Many worry about how much memory their computer has to run the latest program, this new study shows that using your computer (and exercising) may help your own memory in the long run, avoiding MCI.
Mild cognitive impairment or MCI is a condition where people experience a decline in their cognitive function, including memory and language but can still perform day-to-day activities.
In this study computer use and physical activity reduced the risk of memory loss, but just doing one activity or the other alone did not.
According to the study's researcher Dr. Yonas Geda, a physician scientist with Mayo Clinic in Arizona, "The aging of baby boomers is projected to lead to dramatic increases in the prevalence of dementia. As frequent computer use has becoming increasingly common among all age groups, it is important to examine how it relates to aging and dementia."
One possible issue with the study is that it relied on participants to remember how often they had exercised or used a computer within the past year. More studies will be needed to track the progress of people forward in time to confirm these findings.
Previous Links Between Computers and Exercise
Previous studies have found a link between exercise and a reduced risk of MCI, while other studies linked stimulating activities such as reading books or using a computer with the reduced risk of MCI. Until now no studies showed the combined effects of exercise and computer use.
Study Parameters and Findings
Geda and his team surveyed 926 people ages 70 to 93 living in Olmsted County, Minnesota. Participants were asked if they had engaged in moderate physical activity such as brisk walking, aerobics, hiking, strength training, yoga or weight lifting in the past year and how frequently they performed the activities. They were also asked about computer use. Then participants were examined by a physician to diagnose MCI.
Among those that did not exercise or use a computer: 20.1% were cognitively normal, 37.6% had signs of MCI.
Those who did exercise or use a computer 36% were cognitively normal and 18.3% showed signs of MCI.

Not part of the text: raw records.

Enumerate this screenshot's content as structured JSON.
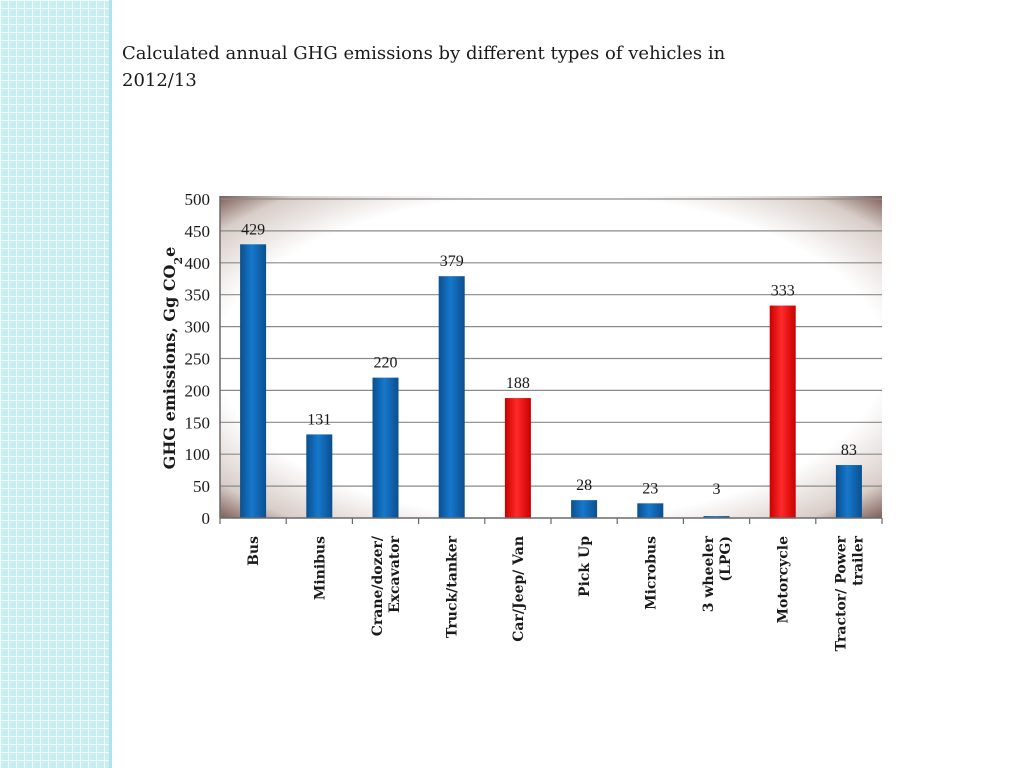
{
  "slide": {
    "title": "Calculated annual GHG emissions by different types of vehicles in 2012/13"
  },
  "colors": {
    "blue": "#0a66b6",
    "red": "#f70d0d",
    "strip": "#c9eef2"
  },
  "chart_data": {
    "type": "bar",
    "title": "",
    "xlabel": "",
    "ylabel": "GHG emissions, Gg CO2e",
    "ylim": [
      0,
      500
    ],
    "yticks": [
      0,
      50,
      100,
      150,
      200,
      250,
      300,
      350,
      400,
      450,
      500
    ],
    "grid": true,
    "categories": [
      [
        "Bus"
      ],
      [
        "Minibus"
      ],
      [
        "Crane/dozer/",
        "Excavator"
      ],
      [
        "Truck/tanker"
      ],
      [
        "Car/Jeep/ Van"
      ],
      [
        "Pick Up"
      ],
      [
        "Microbus"
      ],
      [
        "3 wheeler",
        "(LPG)"
      ],
      [
        "Motorcycle"
      ],
      [
        "Tractor/ Power",
        "trailer"
      ]
    ],
    "values": [
      429,
      131,
      220,
      379,
      188,
      28,
      23,
      3,
      333,
      83
    ],
    "data_labels": [
      "429",
      "131",
      "220",
      "379",
      "188",
      "28",
      "23",
      "3",
      "333",
      "83"
    ],
    "bar_colors": [
      "blue",
      "blue",
      "blue",
      "blue",
      "red",
      "blue",
      "blue",
      "blue",
      "red",
      "blue"
    ]
  }
}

As a result the study showed that people who either used a computer or exercised showed some protection against mild cognitive impairment, compared to those who did neither. The study did mention that these results could have been due to chance, however.

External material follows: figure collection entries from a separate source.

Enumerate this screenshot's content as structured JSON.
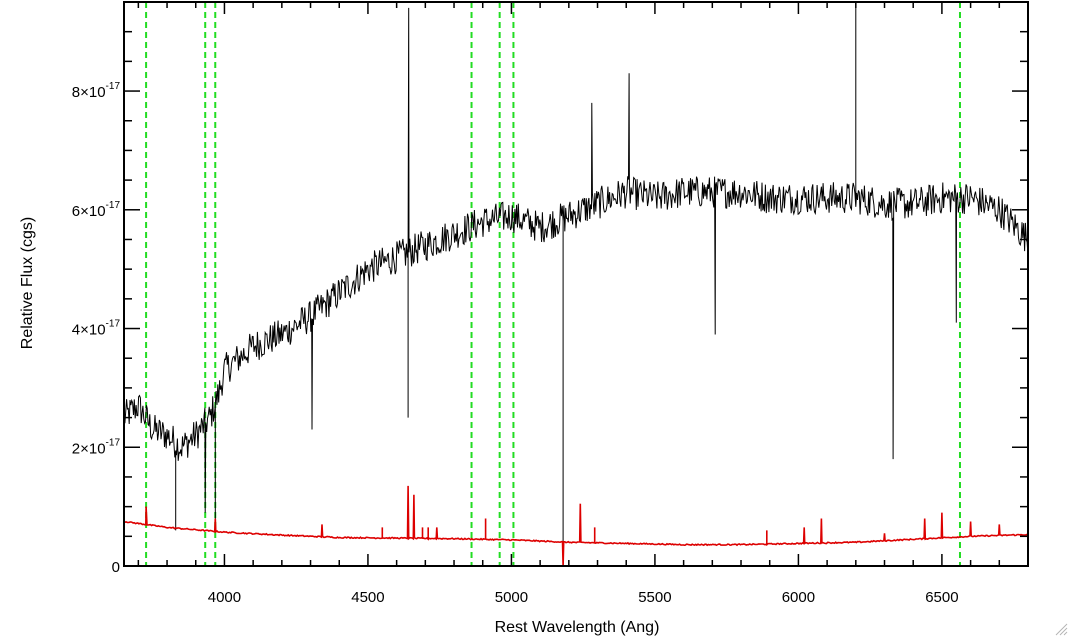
{
  "chart_data": {
    "type": "line",
    "title": "",
    "xlabel": "Rest Wavelength (Ang)",
    "ylabel": "Relative Flux (cgs)",
    "xlim": [
      3650,
      6800
    ],
    "ylim": [
      0,
      9.5e-17
    ],
    "x_ticks": [
      4000,
      4500,
      5000,
      5500,
      6000,
      6500
    ],
    "x_tick_labels": [
      "4000",
      "4500",
      "5000",
      "5500",
      "6000",
      "6500"
    ],
    "y_ticks": [
      0,
      2e-17,
      4e-17,
      6e-17,
      8e-17
    ],
    "y_tick_labels": [
      {
        "mantissa": "0",
        "exponent": ""
      },
      {
        "mantissa": "2×10",
        "exponent": "-17"
      },
      {
        "mantissa": "4×10",
        "exponent": "-17"
      },
      {
        "mantissa": "6×10",
        "exponent": "-17"
      },
      {
        "mantissa": "8×10",
        "exponent": "-17"
      }
    ],
    "vertical_lines": [
      3727,
      3933,
      3968,
      4861,
      4959,
      5007,
      6563
    ],
    "series": [
      {
        "color": "#000000",
        "x": [
          3650,
          3700,
          3750,
          3800,
          3850,
          3900,
          3950,
          3980,
          4000,
          4100,
          4200,
          4300,
          4400,
          4500,
          4600,
          4700,
          4800,
          4900,
          5000,
          5100,
          5200,
          5300,
          5400,
          5500,
          5600,
          5700,
          5800,
          5900,
          6000,
          6100,
          6200,
          6300,
          6400,
          6500,
          6600,
          6700,
          6800
        ],
        "values": [
          2.5e-17,
          2.7e-17,
          2.3e-17,
          2.2e-17,
          2e-17,
          2.2e-17,
          2.5e-17,
          2.9e-17,
          3.3e-17,
          3.7e-17,
          3.9e-17,
          4.2e-17,
          4.6e-17,
          5e-17,
          5.2e-17,
          5.4e-17,
          5.6e-17,
          5.8e-17,
          5.9e-17,
          5.7e-17,
          5.9e-17,
          6.1e-17,
          6.3e-17,
          6.2e-17,
          6.3e-17,
          6.3e-17,
          6.3e-17,
          6.2e-17,
          6.2e-17,
          6.2e-17,
          6.2e-17,
          6.1e-17,
          6.1e-17,
          6.2e-17,
          6.2e-17,
          6e-17,
          5.5e-17
        ],
        "features": [
          {
            "x": 3830,
            "value": 6e-18
          },
          {
            "x": 3933,
            "value": 9e-18
          },
          {
            "x": 3968,
            "value": 7e-18
          },
          {
            "x": 4305,
            "value": 2.3e-17
          },
          {
            "x": 4640,
            "value": 2.5e-17
          },
          {
            "x": 4642,
            "value": 9.4e-17
          },
          {
            "x": 5180,
            "value": 0.0
          },
          {
            "x": 5280,
            "value": 7.8e-17
          },
          {
            "x": 5410,
            "value": 8.3e-17
          },
          {
            "x": 5710,
            "value": 3.9e-17
          },
          {
            "x": 6200,
            "value": 9.5e-17
          },
          {
            "x": 6330,
            "value": 1.8e-17
          },
          {
            "x": 6550,
            "value": 4.1e-17
          }
        ]
      },
      {
        "color": "#dd0000",
        "x": [
          3650,
          3800,
          4000,
          4200,
          4400,
          4600,
          4800,
          5000,
          5200,
          5400,
          5600,
          5800,
          6000,
          6200,
          6400,
          6600,
          6800
        ],
        "values": [
          7.5e-18,
          6.5e-18,
          5.7e-18,
          5.2e-18,
          4.8e-18,
          4.7e-18,
          4.6e-18,
          4.4e-18,
          4e-18,
          3.8e-18,
          3.6e-18,
          3.6e-18,
          3.8e-18,
          4e-18,
          4.5e-18,
          5e-18,
          5.3e-18
        ],
        "features": [
          {
            "x": 3727,
            "value": 1e-17
          },
          {
            "x": 3968,
            "value": 8e-18
          },
          {
            "x": 4340,
            "value": 7e-18
          },
          {
            "x": 4550,
            "value": 6.5e-18
          },
          {
            "x": 4640,
            "value": 1.35e-17
          },
          {
            "x": 4660,
            "value": 1.2e-17
          },
          {
            "x": 4690,
            "value": 6.5e-18
          },
          {
            "x": 4710,
            "value": 6.5e-18
          },
          {
            "x": 4740,
            "value": 6.5e-18
          },
          {
            "x": 4910,
            "value": 8e-18
          },
          {
            "x": 5180,
            "value": -2e-18
          },
          {
            "x": 5240,
            "value": 1.05e-17
          },
          {
            "x": 5290,
            "value": 6.5e-18
          },
          {
            "x": 5890,
            "value": 6e-18
          },
          {
            "x": 6020,
            "value": 6.5e-18
          },
          {
            "x": 6080,
            "value": 8e-18
          },
          {
            "x": 6300,
            "value": 5.5e-18
          },
          {
            "x": 6440,
            "value": 8e-18
          },
          {
            "x": 6500,
            "value": 9e-18
          },
          {
            "x": 6600,
            "value": 7.5e-18
          },
          {
            "x": 6700,
            "value": 7e-18
          }
        ]
      }
    ],
    "colors": {
      "guide": "#22dd22",
      "axes": "#000000",
      "background": "#ffffff"
    },
    "grid": false,
    "legend": "none"
  }
}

The results stayed the same even after the researchers took into account things such as age, sex, depression, education level and the number of calories they ate per day.
The study is published in the 2012 May issue of the journal Mayo Clinic Proceedings.
The Tech-Stew Take Home
The study speculates that those who do both physical activity and computer use may be generally healthier as a rule. But it's possible the brain may benefit from such activities directly. Exercise alone may increase the survival rate of nerve cells in the brain, while computer use or other stimulating activity may help solidify connections in the brain, possibly resulting in less damage.
The researchers have stated they will need to do more studies to determine if the results of this study, which are only in one county, can be generalized.
This study did not indicate how long the participants spent on the computer overall or what they were doing on the computer. The researchers admit this is one area that needs to be clarified.
It would seem that the study group involved in the test may have just been the right combination of people to produce the results which it did. Either way more studies will need to be done to confirm these results, though as stated, it does seem logical that such combinations of activities with exercise would result in less cognitive impairment over time, especially considering previous studies have shown that each activity alone can help.